Monday, October 25, 2021

#NewMusicMonday • October, 2021


Every ripple on the ocean
Every leaf on every tree
Every sand dune in the desert
Every power we never see
There is a deeper wave than this
Swelling in the world
There is a deeper wave than this
Listen to me girl
–Sting

Writing about new music releases every month is my most difficult task at Monday Monday Music™. It's like wading out into rough surf with my 1970's Boogie board. I'll call the "rough surf"– the waves of new pop music constantly coming in through my social media apps like a wind blown day at Mission Beach. I do make the attempt to listen, but it's often like strapping my Boogie board to my ankle, putting on my fins and swimming under a series of choppy waves before I get out to calmer waters to waves with a little more form. As Sting said, "Love is the seventh wave."

In thinking about the Boogie board metaphor, I thought about the idea of taking a picture of my 1975 (baby blue) Morey Boogie board along with my brand new Morey Boogie Board that I recently purchased at Costco. That thought quickly faded as I'm currently in Seattle during this post and not at home in San Diego to snap that picture. 

Tom Morey, inventor of the Boogie Board, is
 photographed on Capistrano Beach 
holding
a newer model (left) and (right) 
his original
 1971 Boogie Board.
(Photo source- NPR/
Robert Lachman/Los Angeles Times
via Getty Images
So I started searching for Boogie board pictures on the Internet when I saw the NPR news headline, Tom Morey, inventor of the Boogie Board, dies at 86.
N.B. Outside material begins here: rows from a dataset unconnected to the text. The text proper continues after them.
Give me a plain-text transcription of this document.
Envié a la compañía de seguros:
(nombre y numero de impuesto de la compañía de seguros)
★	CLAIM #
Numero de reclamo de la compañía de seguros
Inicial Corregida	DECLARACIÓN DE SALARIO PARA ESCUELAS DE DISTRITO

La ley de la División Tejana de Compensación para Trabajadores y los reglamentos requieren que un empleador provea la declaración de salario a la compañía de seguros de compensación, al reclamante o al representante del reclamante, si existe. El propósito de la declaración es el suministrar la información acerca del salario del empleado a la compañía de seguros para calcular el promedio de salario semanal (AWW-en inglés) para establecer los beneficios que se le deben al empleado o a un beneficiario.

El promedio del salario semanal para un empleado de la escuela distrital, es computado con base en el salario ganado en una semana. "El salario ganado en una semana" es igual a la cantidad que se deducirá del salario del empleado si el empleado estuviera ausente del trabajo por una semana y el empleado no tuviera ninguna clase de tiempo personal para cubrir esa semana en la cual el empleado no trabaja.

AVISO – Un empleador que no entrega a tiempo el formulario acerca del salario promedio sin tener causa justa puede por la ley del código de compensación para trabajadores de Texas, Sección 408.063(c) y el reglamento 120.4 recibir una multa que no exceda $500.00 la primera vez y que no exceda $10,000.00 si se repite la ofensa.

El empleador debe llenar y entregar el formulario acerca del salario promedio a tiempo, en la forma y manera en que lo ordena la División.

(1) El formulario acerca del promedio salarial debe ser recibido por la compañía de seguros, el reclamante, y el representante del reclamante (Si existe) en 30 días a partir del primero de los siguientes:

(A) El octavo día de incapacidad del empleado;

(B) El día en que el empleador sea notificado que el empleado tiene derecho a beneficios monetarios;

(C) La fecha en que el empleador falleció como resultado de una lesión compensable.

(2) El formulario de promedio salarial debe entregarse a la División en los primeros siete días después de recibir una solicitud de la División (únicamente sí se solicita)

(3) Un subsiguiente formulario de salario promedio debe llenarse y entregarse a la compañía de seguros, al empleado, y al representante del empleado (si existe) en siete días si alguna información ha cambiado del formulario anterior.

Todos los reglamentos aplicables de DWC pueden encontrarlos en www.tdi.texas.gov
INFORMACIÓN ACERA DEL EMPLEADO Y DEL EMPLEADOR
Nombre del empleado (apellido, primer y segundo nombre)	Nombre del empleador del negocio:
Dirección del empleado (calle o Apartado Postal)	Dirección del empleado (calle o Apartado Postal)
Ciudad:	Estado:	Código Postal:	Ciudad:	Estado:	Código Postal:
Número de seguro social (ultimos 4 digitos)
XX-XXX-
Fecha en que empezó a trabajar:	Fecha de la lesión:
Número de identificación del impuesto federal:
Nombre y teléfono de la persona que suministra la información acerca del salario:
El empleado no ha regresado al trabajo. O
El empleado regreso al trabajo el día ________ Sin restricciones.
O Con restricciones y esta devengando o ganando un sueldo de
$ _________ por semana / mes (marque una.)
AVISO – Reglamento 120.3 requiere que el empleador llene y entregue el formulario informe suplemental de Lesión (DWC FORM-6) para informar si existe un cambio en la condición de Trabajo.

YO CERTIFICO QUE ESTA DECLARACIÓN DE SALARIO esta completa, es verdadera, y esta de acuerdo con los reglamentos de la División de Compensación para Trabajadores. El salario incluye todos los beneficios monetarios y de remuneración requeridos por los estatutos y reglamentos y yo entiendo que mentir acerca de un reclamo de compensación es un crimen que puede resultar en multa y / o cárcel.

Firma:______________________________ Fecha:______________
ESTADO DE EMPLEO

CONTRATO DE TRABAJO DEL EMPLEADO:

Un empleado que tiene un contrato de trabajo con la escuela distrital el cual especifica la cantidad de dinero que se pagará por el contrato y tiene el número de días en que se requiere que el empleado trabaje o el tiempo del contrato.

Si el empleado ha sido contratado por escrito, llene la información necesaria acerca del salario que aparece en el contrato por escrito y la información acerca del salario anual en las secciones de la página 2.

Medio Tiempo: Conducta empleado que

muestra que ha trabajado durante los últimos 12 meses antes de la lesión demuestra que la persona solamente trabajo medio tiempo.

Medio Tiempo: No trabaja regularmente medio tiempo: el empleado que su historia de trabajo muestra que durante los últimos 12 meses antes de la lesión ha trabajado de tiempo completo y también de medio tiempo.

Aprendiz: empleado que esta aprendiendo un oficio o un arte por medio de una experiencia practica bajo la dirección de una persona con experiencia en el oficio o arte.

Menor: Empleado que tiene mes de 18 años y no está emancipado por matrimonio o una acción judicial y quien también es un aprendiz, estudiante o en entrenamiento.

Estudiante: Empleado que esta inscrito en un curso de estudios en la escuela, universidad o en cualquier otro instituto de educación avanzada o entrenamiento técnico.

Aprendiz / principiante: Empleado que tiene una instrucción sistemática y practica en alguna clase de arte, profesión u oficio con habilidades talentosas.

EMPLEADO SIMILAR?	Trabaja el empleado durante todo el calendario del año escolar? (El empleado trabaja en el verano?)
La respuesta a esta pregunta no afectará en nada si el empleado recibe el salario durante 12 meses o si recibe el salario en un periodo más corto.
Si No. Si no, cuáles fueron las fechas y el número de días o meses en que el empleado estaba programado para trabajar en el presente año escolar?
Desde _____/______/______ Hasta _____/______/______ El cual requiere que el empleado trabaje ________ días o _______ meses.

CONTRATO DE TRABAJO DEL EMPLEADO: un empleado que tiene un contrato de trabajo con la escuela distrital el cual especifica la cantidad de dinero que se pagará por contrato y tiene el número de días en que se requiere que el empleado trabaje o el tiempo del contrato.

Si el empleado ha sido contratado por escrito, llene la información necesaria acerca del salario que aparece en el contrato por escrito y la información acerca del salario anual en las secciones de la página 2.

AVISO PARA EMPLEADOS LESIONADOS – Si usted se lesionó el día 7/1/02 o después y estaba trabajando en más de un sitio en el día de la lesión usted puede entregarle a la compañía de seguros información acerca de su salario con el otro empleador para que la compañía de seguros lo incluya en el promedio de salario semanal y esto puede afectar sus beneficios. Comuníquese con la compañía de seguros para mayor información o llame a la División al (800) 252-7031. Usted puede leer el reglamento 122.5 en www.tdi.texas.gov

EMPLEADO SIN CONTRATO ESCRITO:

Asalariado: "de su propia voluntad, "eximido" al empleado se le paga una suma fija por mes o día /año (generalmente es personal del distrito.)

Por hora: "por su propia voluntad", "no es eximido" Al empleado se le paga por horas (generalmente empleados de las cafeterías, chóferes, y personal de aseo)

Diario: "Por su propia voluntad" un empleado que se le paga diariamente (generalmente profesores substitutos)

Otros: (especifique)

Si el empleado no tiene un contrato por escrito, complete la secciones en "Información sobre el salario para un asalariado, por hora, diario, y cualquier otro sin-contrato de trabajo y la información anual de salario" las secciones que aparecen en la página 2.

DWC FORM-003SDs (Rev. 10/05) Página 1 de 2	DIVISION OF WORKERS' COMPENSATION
Tom Morey (August 15, 1935 – October 14, 2021), was a very creative person. He started out a professional jazz drummer, then moved to California and got a math degree at USC. He then became an engineer at Douglas Aircraft specializing in composite materials. In 1964 he quit Douglas Aircraft, moved to Ventura, CA and started several surfing related companies. Using his knowledge of composite materials and love of surfing, he developed several technological innovations that have heavily influenced modern surfing equipment design (Wikipedia).

But it wasn't until Morey left Southern California that he created the first Boogie board [with the name inspired for his love of jazz]. In 1971, Morey was living in Hawaii when he cut a large piece of polyethylene foam in half. He then worked to shape the foam with an iron after putting pages of the Honolulu Advertiser on top. By the time he was done Morey had a short board with a mostly rectangular body and a rounded nose. It weighed around three pounds — a fraction of what traditional surfboards weighed at the time. (NPR)

In the late 60's I started body surfing on the central coast of California. I then graduated to bodyboarding around 1971 as my friend Steve Spencer who surfed started shaping and making a few surfboards for fun. He gave me a small fiberglass board that was paddle board size he had made from some left over surfboard foam. I then took my dad's black and yellow Churchill Swim Fins from the garage, and they became mine. (I had no idea at the time that Churchill Fins would be the preferred standard for bodyboarders for many years.)  I loved bodyboarding! It was like being a dolphin with the sensation of my body being right in the wave. For no particular reason, I was never interested in standing and surfing. Maybe I wasn't into the surfer scene, but I did like the 1960's style VW bus.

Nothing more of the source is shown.